Diana Al Hadid: Cultural Ruins
05/09/2016 - 07/24/2016
The sculptures and paintings of Syrian-born Al-Hadid (1981 – ) appear to be trapped in an eternal moment of precariousness and decay. Inspired by historical forms from art and architecture, Al-Hadid’s highly material works are charged with drips, textures, patterns, and ornaments that recall Arabic calligraphy and Islamic textile patterns. Yet through their ruinous quality, they simultaneously evoke absence.
The works have been described as metaphorical “bridges” between the past and the present, as well as cultural bridges between the Middle Eastern world of Al-Hadid’s early childhood and the Western world she now inhabits.
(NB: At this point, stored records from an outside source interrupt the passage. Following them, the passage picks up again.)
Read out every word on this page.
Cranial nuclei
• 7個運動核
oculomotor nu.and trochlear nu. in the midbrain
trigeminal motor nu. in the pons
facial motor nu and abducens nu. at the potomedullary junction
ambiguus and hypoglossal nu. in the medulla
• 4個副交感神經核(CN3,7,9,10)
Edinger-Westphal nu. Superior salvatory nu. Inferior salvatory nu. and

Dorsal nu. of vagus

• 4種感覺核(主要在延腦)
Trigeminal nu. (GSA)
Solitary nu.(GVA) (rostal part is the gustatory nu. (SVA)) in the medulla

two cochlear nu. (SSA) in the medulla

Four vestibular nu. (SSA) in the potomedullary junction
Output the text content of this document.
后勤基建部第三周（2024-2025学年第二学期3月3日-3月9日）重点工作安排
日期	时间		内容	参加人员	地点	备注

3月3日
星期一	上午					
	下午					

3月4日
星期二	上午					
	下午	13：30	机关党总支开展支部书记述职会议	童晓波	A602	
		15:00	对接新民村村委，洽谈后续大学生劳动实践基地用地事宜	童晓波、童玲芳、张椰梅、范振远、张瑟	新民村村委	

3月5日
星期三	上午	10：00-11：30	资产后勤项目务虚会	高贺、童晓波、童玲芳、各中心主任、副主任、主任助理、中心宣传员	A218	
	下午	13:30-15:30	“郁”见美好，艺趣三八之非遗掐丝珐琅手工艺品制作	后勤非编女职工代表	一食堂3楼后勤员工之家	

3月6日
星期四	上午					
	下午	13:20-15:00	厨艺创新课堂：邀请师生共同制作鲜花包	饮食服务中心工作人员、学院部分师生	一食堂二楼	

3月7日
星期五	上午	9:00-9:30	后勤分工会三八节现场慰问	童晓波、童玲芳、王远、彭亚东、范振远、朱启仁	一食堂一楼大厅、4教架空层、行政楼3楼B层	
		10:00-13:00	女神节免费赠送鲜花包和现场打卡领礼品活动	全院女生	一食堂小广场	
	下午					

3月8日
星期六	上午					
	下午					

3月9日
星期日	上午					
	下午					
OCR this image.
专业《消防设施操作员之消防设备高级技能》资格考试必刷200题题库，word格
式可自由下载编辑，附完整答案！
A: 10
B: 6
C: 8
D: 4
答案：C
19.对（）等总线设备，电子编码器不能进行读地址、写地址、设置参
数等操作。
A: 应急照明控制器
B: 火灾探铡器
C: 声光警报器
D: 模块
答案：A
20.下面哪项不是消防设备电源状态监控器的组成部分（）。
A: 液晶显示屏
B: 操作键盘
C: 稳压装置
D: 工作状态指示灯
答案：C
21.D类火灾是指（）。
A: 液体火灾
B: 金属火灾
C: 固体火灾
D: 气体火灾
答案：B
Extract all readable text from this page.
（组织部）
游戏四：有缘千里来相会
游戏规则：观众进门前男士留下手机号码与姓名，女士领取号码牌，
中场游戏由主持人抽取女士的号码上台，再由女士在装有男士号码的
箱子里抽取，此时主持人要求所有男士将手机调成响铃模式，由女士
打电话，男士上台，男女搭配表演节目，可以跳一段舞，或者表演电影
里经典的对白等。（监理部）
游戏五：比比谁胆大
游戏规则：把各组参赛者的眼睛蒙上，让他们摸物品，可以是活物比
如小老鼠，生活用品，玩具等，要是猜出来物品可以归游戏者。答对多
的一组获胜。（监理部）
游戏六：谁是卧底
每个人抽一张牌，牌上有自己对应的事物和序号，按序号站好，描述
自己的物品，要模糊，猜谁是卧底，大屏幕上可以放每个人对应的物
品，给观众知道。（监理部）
Al-Hadid received a BA in Art History and a BFA in sculpture from Kent State University and an MFA in sculpture from Virginia Commonwealth University. She later attended the Skowhegan School of Painting and Sculpture in Maine. Her work is included in the collections of The Whitney Museum, The Museum of Fine Arts, Houston, Weatherspoon Art Museum, and The Judith Rothschild Foundation, New York, among others. Al-Hadid has had solo exhibitions at the Secession in Vienna, Austria, Columbus College of Art and Design, Weatherspoon Art Museum, Virginia Museum of Fine Arts, Nasher Sculpture Center, Centro de Arte Contemporáneo, La Conservera, Nevada Museum of Art, and the Hammer Museum.